Key concerns include:
- Conservation benefits are either absent (“dire wolf”) or speculative, with any potential outcomes dependent on long timelines and sustained funding.
- Risks to engineered species — often already endangered — and to wider ecosystems could be severe and irreversible.
- Existing regulatory frameworks are insufficiently developed to manage environmental releases and transboundary movements.
- Alternative conservation approaches exist, but genetic engineering could undermine both their application and success.
The “Dire Wolf”
The dire wolf project highlights the fundamental flaws of “de-extinction”. Colossal’s genetically engineered grey wolves are not dire wolves, and the ecological niche of the dire wolf no longer exists. The company’s approach does not contribute to species conservation – and may even threaten existing grey wolf populations.
The American Chestnut
Touted as a conservation breakthrough, the genetically engineered American chestnut has shown “significant performance limitations,” including poor blight tolerance, slow growth, and higher mortality. Intended to interbreed with remaining wild American chestnuts, its release would be a large-scale experiment with virtually no way to monitor, manage, or reverse it – threatening wild populations and potentially undermining conservation efforts in both the U.S. and Canada.
Rodents on Islands
Island ecosystems are uniquely vulnerable and ill-suited for testing experimental gene drive technologies which can have unpredictable, irreversible impacts. In biodiversity hotspots, conservation efforts should prioritise approaches supported by strong evidence of effectiveness. Relying on gene drives instead of proven methods risks wasting valuable time while endangered species continue to decline.
The Black-Footed Ferret
After a decade of work, cloning of black-footed ferrets has produced five captive ferrets with no timeline for breeding integration, while genetic engineering for plague resistance remains entirely speculative. Even if these technologies succeed, they cannot solve the underlying problem: ferrets still require suitable habitat, including prairie dogs, which continue to face persecution.

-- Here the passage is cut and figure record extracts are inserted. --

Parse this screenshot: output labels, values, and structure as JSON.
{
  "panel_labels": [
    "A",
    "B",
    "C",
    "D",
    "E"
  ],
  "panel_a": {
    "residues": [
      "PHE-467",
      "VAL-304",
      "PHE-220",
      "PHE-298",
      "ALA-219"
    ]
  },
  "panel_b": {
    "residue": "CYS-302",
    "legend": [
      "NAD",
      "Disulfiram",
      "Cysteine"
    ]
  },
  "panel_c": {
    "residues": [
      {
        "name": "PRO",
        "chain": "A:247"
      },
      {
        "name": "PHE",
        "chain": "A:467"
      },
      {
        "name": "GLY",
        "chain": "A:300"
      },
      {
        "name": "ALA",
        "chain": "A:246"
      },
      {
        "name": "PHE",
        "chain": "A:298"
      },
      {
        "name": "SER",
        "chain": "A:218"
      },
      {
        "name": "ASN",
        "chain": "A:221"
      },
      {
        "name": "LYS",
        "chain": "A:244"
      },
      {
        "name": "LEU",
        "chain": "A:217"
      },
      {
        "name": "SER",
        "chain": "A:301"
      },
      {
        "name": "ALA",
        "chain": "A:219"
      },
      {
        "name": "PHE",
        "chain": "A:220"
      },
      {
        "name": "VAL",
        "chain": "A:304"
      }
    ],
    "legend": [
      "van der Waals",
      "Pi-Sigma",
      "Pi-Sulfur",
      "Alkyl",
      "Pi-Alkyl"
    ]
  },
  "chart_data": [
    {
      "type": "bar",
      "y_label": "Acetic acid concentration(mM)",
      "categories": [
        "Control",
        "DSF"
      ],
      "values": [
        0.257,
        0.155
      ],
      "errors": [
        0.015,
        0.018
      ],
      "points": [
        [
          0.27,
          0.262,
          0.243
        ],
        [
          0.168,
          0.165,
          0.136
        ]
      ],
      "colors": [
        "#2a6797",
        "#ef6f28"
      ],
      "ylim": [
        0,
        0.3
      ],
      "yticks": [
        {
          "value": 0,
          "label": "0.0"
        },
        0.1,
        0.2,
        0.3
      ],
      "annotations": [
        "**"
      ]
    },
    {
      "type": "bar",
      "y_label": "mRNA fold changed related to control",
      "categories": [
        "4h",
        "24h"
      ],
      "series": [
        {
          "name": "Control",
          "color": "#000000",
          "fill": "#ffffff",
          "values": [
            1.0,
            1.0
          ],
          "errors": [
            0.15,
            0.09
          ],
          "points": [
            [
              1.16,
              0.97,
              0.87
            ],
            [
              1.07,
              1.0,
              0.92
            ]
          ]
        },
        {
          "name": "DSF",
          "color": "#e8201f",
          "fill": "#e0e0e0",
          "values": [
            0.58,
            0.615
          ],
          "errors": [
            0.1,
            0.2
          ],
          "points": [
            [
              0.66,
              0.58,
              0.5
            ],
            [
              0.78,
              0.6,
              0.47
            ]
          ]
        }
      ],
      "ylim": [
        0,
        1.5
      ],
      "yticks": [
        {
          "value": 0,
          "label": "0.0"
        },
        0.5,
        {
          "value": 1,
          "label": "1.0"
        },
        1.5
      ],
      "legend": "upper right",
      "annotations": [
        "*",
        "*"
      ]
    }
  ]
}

The Southern Corroboree Frog
Genetic engineering of the Southern Corroboree Frog remains speculative, and faces many challenges. Australia’s regulatory system appears ill-equipped to assess irreversible genetic modifications in endangered species within protected areas. Meanwhile, captive selective breeding is advancing, and natural recovery in related species shows that, given time and habitat protection, evolutionary adaptation is possible.